Appeasement, German Style
Spring 2010 - Number 18

Appeasement, German Style

Benjamin Weinthal

BERLIN—Traditionally, the point of departure for German foreign policy has been to placate authoritarian Muslim states in the Mideast. Back in 1984, Germany’s foreign minister at the time, Hans-Dietrich Genscher, commenced the so-called “critical dialogue” with the Islamic Republic of Iran—a dose of cognitive therapy that was supposed to spur a change in the behavior of Iran’s revolutionary regime. But, as expatriate Iranian journalist Amir Taheri has written, the sum total of “critical dialogue” between Tehran and Berlin turned out to be jointly criticizing American foreign policy. This and subsequent diplomatic dalliances with despotic Islamic regimes have made Berlin complicit in the perpetuation of instability in the Mideast.

Berlin’s foreign policy fecklessness abroad has been matched by a dangerously meek posture toward radical political Islam at home. Perhaps the most telling example can be found in the treatment of Iranian proxy militia Hezbollah, which enjoys the status of a legal political group in Germany. Hezbollah has 900 active members in Germany, according to the country’s domestic intelligence agency, known as the Federal Office for the Protection of the Constitution. And while the United States has outlawed Hezbollah because of its global terrorist activities, and the United Kingdom has banned its military wing, Germany has contented itself with a fluffy partial ban on Al Manar, the Hezbollah-controlled television station based in Lebanon. Pursuant to Interior Ministry decree, Al Manar is not permitted to broadcast in German hotel rooms, but can continue to air its programming inciting hatred and violence against the West and Israel in private residences.

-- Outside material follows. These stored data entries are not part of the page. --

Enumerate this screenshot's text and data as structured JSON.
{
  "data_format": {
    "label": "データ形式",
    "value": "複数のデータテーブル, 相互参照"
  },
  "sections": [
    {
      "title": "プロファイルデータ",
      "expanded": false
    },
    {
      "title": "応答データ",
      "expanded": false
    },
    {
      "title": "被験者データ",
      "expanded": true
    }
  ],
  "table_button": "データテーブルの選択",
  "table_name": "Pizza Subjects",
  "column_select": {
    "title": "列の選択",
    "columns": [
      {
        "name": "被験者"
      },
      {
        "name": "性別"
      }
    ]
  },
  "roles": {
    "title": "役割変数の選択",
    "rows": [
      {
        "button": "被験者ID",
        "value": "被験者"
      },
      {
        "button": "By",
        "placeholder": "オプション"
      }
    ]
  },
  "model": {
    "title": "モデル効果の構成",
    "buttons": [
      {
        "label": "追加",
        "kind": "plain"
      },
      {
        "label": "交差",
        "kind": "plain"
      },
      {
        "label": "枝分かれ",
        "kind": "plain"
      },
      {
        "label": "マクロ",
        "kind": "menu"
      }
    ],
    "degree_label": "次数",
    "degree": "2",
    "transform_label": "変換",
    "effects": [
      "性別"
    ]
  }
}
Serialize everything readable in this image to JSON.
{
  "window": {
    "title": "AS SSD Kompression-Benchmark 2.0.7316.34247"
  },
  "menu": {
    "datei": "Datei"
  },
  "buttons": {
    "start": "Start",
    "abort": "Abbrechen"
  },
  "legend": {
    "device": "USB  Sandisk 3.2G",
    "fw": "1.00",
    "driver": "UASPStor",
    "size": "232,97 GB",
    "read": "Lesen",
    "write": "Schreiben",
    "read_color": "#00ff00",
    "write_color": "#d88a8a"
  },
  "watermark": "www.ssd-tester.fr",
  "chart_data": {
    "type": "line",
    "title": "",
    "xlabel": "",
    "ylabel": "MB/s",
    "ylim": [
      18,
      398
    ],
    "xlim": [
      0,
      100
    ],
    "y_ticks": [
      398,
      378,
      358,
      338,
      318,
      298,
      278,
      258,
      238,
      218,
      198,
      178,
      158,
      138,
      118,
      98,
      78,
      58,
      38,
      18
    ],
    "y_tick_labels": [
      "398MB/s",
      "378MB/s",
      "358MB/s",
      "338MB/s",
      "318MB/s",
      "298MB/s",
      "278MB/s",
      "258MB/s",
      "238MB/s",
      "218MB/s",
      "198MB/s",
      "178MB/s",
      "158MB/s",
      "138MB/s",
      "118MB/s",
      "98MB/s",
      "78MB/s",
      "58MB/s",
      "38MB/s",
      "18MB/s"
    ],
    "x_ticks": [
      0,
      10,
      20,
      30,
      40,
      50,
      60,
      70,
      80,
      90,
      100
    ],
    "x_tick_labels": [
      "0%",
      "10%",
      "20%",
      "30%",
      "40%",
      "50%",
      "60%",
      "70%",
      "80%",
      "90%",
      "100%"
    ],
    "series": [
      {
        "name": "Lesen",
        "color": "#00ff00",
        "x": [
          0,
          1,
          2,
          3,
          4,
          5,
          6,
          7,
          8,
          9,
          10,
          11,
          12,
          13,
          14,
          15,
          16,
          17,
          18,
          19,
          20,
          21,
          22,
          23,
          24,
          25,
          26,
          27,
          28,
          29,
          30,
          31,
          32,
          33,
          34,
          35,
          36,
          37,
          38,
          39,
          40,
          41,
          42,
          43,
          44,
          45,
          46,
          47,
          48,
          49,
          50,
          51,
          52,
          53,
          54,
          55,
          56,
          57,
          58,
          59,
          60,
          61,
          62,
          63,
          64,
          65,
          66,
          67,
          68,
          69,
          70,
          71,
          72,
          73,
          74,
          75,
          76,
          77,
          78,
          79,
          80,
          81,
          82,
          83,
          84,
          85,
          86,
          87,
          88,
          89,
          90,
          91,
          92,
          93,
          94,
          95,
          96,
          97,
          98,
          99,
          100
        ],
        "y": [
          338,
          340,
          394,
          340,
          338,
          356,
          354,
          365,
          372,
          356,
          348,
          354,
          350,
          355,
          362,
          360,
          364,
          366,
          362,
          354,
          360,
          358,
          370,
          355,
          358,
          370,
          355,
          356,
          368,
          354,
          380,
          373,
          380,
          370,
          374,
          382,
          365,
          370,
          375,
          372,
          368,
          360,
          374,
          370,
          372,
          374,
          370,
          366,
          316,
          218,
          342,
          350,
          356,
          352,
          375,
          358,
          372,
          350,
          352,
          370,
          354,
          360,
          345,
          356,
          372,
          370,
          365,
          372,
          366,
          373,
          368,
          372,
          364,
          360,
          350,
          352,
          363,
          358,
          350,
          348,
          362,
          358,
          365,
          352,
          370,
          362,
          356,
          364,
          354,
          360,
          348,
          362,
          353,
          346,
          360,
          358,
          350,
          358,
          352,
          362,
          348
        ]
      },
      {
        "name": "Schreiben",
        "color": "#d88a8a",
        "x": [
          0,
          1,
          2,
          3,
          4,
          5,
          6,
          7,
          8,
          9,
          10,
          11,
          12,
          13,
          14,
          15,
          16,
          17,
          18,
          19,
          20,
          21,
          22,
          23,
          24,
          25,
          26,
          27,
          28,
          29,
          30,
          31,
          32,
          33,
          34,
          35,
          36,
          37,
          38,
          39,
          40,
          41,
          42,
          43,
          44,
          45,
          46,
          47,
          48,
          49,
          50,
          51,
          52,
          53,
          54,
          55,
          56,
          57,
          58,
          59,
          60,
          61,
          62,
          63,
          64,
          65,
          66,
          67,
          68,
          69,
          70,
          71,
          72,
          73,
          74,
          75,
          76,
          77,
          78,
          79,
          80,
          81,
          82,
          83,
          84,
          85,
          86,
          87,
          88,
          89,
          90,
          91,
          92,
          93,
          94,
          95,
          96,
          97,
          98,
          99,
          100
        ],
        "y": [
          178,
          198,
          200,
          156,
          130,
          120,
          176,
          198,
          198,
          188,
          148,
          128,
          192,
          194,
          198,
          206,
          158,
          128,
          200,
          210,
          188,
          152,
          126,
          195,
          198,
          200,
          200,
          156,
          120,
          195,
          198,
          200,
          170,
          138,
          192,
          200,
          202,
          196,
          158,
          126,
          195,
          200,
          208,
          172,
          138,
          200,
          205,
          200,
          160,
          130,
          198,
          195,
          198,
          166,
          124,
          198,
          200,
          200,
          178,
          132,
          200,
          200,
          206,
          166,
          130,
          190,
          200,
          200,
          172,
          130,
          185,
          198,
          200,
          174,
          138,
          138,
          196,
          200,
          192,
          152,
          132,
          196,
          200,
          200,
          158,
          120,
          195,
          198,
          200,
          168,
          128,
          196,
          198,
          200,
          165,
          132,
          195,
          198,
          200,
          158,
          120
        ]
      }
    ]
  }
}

This soggy approach to political Islam can also be seen in the absence of a clear German war strategy in Afghanistan, which is setting back the Obama Administration’s efforts to dislodge the Taliban and advance democratic institutions in that country. There are approximately 4,300 German troops stationed in Afghanistan, and Germany’s current parliamentary mandate permits as many as 4,500. Yet German officials like newly-minted Foreign Minister Guido Westerwelle have blustered that they have little interest in simply “providing troops.”

To be sure, there is a pressing need to pump more resources into civil society programs to reverse the repression of women, rebuild Afghan institutions, and enhance the country’s school system. Yet Westerwelle and Defense Minister Karl-Theodor zu Guttenberg have been engaging in linguistic flip-flops by refusing to term the conflict in Afghanistan a war. A commitment to clarity would help draw a line in the sand against radical Islam, and at the same time inspire those German troops forced to grapple with the daunting task of serving as both social workers and trained soldiers.

That Berlin lacks this kind of resolve speaks volumes about the nature of German foreign policy. Germany today is driven by a naïve pacificism that is an outgrowth of the defeat of Nazi Germany, and by the hyper-jingoism that punctuated German foreign policy during the first half of the 20th century. There is also an unsettling absence of historical understanding; the application of massive military force liberated Germany from the Hitler movement, yet the need for the same to emancipate Afghanistan from Taliban oppression has not been sufficiently communicated to “Otto Normalverbraucher,” the German term for “John Q. Public.” According to surveys, a majority of Germans reject a troop presence in northern Afghanistan.

Revolutionary political Islam, whether animated by the mullahs in Iran or the Taliban in Afghanistan, is increasingly downplayed in Germany. That helps to explain the pooh-poohing of domestic and international threats from radical Islamic groups that takes place among German politicians and the public. It also accounts for the tolerance for intimidation that is routinely waged by those same elements.

Take Seyran Ates, the charismatic German-Turkish lawyer and author who has been subjected to death threats because of her legal activities opposing honor killings and forced marriages among Muslims. In late 2009, the publication of her book Islam Needs A Sexual Revolution prompted a new wave of calls for her death. Political and societal indifference to Ates’s situation is reminiscent of that toward Ayaan Hirsi Ali, the Dutch-Somali politician and critic of political Islam, who was forced to flee to the United States to escape assassination attempts.

That Ates is forced to be a fugitive because of her criticism of political Islam shows the interplay between an impotent foreign policy and the fear of targeting home-grown radical Islam that is endemic to Germany today. But all is not lost; a clean break with the “critical dialogue” foreign policy approach toward political Islam, together with an assertive domestic approach to the German branch of Hezbollah and greater support for champions of Western freedoms like Ates, can help breathe life into a new role for Berlin in the war on terror.

 

Benjamin Weinthal is a Berlin-based journalist who writes for Israeli and German publications.